NIM Operator Deployment#

The NVIDIA NIM Operator is a Kubernetes operator that manages the lifecycle of NIMs in Kubernetes environments, including deployment, scaling, model caching, and health monitoring.

Deploy NIM LLM with the NVIDIA NIM Operator through these Kubernetes-native custom resources:

  • NIMCache — Manages model artifact caching on persistent storage, so models are downloaded during the initial cache population and reused across pod restarts and scaling events.

  • NIMService — Manages the NIM deployment lifecycle, including pod creation, health probes, service exposure, and GPU resource scheduling.

Using the NIM Operator simplifies NIM deployment on Kubernetes by handling common concerns such as image pull secrets, NGC authentication, persistent storage provisioning, and probe configuration.

For operator source code and issue tracking, refer to the NIM Operator GitHub repository.

Prerequisites#

Before deploying NIM with the NVIDIA NIM Operator, make sure you have the following:

  • A Kubernetes 1.26+ cluster with kubectl access

  • The NVIDIA GPU Operator installed in the cluster

  • A persistent storage provisioner in the cluster for model caching

  • An NGC API key for pulling NIM container images and downloading model artifacts

  • NIM Operator version 3.0.2+ for NIM LLM compatibility

Installation#

Refer to the NVIDIA NIM Operator installation guide to install the NIM Operator.

Deploy NIM#

Complete the following steps to deploy NIM with the NVIDIA NIM Operator.

Create a Namespace#

Create a dedicated Kubernetes namespace for NIM. A namespace is a logical partition within a cluster. It isolates resources such as pods, services, secrets, and so on from other workloads. Creating a dedicated namespace for NIM keeps resources organized and helps avoid naming conflicts with other applications in the cluster.

kubectl create ns nim-service

Create Secrets#

Create the following secrets for image pulls and model downloads.

  1. Create an image pull secret for NGC container registry access:

    export NGC_API_KEY=${YOUR_NGC_API_KEY}
    
    kubectl create secret -n nim-service docker-registry ngc-secret \
      --docker-server=nvcr.io \
      --docker-username='$oauthtoken' \
      --docker-password=${NGC_API_KEY}
    
  2. Create a secret with the NGC API key for model downloads:

    kubectl create secret -n nim-service generic ngc-api-secret \
      --from-literal=NGC_API_KEY=${NGC_API_KEY}
    

Create a NIMCache#

Complete the following steps to create a NIMCache and wait for the model artifacts to be cached.

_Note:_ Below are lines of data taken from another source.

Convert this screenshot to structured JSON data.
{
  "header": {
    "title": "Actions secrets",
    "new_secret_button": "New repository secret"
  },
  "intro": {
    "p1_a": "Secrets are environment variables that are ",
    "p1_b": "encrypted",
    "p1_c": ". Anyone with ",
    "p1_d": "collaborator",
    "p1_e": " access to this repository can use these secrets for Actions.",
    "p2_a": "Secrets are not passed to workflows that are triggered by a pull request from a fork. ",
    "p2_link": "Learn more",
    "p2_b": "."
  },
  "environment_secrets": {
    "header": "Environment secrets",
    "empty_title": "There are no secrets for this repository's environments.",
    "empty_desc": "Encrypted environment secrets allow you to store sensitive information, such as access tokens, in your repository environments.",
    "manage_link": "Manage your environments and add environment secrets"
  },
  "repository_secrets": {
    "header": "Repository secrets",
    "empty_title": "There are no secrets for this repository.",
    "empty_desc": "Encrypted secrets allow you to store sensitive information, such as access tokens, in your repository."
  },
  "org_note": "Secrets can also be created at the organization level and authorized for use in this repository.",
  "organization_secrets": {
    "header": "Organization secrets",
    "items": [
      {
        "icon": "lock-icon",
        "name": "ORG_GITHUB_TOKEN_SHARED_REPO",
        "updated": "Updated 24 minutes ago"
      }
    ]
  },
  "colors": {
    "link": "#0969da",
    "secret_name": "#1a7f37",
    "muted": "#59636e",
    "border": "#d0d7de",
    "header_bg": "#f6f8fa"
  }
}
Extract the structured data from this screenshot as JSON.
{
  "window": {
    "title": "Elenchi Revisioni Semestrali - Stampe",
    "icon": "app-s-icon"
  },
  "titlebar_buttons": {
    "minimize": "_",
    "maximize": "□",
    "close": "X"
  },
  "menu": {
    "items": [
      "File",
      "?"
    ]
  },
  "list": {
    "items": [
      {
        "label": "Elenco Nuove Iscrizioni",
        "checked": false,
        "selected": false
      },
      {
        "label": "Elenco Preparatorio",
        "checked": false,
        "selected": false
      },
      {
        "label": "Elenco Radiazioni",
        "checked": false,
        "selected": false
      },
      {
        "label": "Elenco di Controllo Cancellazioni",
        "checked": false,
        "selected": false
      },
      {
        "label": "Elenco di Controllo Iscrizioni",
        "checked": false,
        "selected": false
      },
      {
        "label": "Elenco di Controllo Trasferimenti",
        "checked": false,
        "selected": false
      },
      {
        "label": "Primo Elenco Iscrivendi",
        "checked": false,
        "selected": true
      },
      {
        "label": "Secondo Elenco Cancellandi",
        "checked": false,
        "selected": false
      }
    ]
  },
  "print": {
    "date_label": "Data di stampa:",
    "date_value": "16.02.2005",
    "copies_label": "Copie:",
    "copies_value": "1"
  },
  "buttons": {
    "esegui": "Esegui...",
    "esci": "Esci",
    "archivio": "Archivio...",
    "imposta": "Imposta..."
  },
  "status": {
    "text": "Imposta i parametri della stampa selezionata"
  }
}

This avoids re-downloading the model every time a pod starts:

  1. Create a NIMCache custom resource to pre-download model artifacts to persistent storage:

    kubectl create -n nim-service -f - <<'EOF'
    apiVersion: apps.nvidia.com/v1alpha1
    kind: NIMCache
    metadata:
      name: meta-llama3-8b-instruct
    spec:
      source:
        ngc:
          modelPuller: <NIM_LLM_MODEL_SPECIFIC_IMAGE>:2.0.1
          pullSecret: ngc-secret
          authSecret: ngc-api-secret
          model:
            engine: "vllm"
            tensorParallelism: "1"
      storage:
        pvc:
          create: true
          size: "80Gi"
          volumeAccessMode: ReadWriteOnce
    EOF
    
  2. Monitor the caching progress:

    kubectl get nimcache -n nim-service -w
    
  3. Wait until the NIMCache status shows Ready before proceeding.

Create a NIMService#

After the cache is ready, create a NIMService custom resource to deploy the NIM service.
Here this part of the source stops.